A quiet New Year

For the last few years, we’ve celebrated a relatively “quiet” New Year’s Eve. Where before we used to spend P1,000 or so on fireworks — from harmless luces (or hand-held flares) to turumpo (or wheeled mini-flares nailed to the nearest tree), from small trianggulo (or triangle-shaped firecrackers) to fountains of various sizes, and on to the truly scary sawa, so-called because this series of firecrackers strung on a string truly resembles a giant snake and ends with an ear-splitting bang — today we prefer enjoying the pyrotechnics from afar. We stand in front of our house and catch glimpses of our neighbors’ fireworks displays. We especially look forward to a homeowner’s light show a street away, and I take this opportunity to thank the family for the magnificent display it manages to mount each year.

I can’t put a finger on the exact moment, or reason, we decided to scrap fireworks from our holiday expense list. Suddenly, it just didn’t make sense to literally burn money in just a few hours. For one thing, our children had all grown into adulthood, and the thrill of pyrotechnics was largely lost on them. Lighting up and waiting for the sparks and sizzle no longer dazzled without an avid audience.

Of course, in the back of my mind, at least, was the niggling thought that the noise-makers promised prosperity for the next 365 days, since the light show was supposed to drive evil spirits away, and observing a silent New Year was to risk poverty and penury.

Then again, we have not gone hungry — at least not yet — and if we ever nursed grandiose dreams of scandalous wealth, we are fast running out of time to spend all that money, when and if it comes.

In my childhood, my mother would gather all of us children and require us, on pain of a sudden whacking, to gather round the family altar and pray the rosary. That she did this just when the clock struck midnight and signaled noisy revelry in the neighborhood seemed to matter not a bit to her. But to us kids, it heightened all the more our sense of deprivation and desolation. Everyone else in the world was having fun while here we were, stuck in front of religious images, praying the rosary! I don’t know if this was meant to strengthen our faith — it apparently didn’t build up my own sense of piety — but it did deepen a resolve that when we were able, we would welcome the New Year out on the street, playing with fire and making noise.

Little did I know then that a time would come in my life when the noisy revelry would actually become annoying, and when staying indoors would prove to be healthier and saner, away from all the smoke and noise pollution. I can imagine Mama laughing from wherever she is, sending out “I told you so” psychic messages in revenge for all the resentment we directed her way on New Year’s Eve.

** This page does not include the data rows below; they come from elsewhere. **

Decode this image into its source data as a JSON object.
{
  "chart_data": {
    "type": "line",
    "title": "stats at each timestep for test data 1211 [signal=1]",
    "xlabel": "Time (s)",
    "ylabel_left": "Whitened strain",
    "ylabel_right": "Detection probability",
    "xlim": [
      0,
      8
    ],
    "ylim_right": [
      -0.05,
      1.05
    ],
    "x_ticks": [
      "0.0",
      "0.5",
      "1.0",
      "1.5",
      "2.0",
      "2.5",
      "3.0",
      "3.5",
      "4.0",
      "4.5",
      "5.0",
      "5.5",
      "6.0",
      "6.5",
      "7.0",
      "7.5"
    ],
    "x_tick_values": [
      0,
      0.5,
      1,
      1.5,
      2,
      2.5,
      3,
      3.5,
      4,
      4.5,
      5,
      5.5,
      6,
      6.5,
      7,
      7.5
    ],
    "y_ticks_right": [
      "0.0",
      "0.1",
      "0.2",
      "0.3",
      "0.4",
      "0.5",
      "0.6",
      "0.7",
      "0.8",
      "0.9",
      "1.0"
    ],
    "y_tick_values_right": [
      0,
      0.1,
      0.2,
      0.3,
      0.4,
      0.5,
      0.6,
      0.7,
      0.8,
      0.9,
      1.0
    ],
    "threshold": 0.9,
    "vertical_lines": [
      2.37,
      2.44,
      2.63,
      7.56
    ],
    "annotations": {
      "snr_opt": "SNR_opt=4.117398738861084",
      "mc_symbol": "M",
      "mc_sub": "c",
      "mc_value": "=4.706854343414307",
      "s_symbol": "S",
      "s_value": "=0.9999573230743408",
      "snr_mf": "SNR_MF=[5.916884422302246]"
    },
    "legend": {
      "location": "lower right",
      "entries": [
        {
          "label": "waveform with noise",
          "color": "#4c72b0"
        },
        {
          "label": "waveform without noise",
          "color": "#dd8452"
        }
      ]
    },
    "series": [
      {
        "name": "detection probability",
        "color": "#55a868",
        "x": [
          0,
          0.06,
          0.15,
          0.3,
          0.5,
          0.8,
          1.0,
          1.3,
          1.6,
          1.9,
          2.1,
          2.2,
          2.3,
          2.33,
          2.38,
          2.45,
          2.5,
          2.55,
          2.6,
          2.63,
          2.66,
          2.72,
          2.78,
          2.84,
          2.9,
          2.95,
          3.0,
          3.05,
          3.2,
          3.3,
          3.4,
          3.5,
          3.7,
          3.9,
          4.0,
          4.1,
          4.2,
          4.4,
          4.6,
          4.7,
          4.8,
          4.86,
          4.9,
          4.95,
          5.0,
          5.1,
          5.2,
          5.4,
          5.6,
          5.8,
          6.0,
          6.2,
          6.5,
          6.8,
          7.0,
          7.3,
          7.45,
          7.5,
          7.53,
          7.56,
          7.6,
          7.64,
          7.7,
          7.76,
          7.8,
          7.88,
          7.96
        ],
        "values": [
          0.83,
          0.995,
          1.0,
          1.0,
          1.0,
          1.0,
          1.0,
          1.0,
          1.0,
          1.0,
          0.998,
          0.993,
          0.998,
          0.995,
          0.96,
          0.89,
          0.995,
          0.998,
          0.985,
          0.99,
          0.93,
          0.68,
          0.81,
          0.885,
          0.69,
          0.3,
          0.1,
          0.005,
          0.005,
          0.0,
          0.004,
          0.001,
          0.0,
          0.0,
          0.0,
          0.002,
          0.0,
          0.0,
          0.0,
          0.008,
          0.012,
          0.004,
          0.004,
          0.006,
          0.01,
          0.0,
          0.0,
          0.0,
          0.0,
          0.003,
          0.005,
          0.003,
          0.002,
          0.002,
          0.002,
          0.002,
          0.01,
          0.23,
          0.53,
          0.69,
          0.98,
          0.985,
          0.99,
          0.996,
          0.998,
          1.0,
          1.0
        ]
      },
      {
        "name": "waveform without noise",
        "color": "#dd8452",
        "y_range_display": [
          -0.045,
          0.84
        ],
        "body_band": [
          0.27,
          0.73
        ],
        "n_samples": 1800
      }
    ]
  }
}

Well, maybe this is one reason to thank our President-Mayor. Well-known is the fireworks ban he established in Davao when he was its mayor and enforcing it so stringently that it has lasted well beyond his term. As President, he has imposed the ban nationwide. Although the list of exemptions, locales for smaller fireworks displays, and the classification of all types of noise makers and mini-explosives into those fit for household use and those only for public shows is confusing and almost assures noncompliance.

But already, the President’s resistance to fireworks is yielding unexpected dividends. By this time, the media would already be filled with stories of the growing toll of deaths and injuries, fires and explosions, born of the unbridled trade in fireworks. In the last few days, photos of bloody hands, pulpy limbs and crying children, all of which used to provide horrific show-and-tell exhibits post-New Year, have been a rare sight, testament to how effective a fireworks ban could be.

If only P-Dut’s antifireworks resolve works just as firmly against another sort of fireworks: of guns being aimed at innocents and drug suspects. That’s one kind of silence we’d all welcome!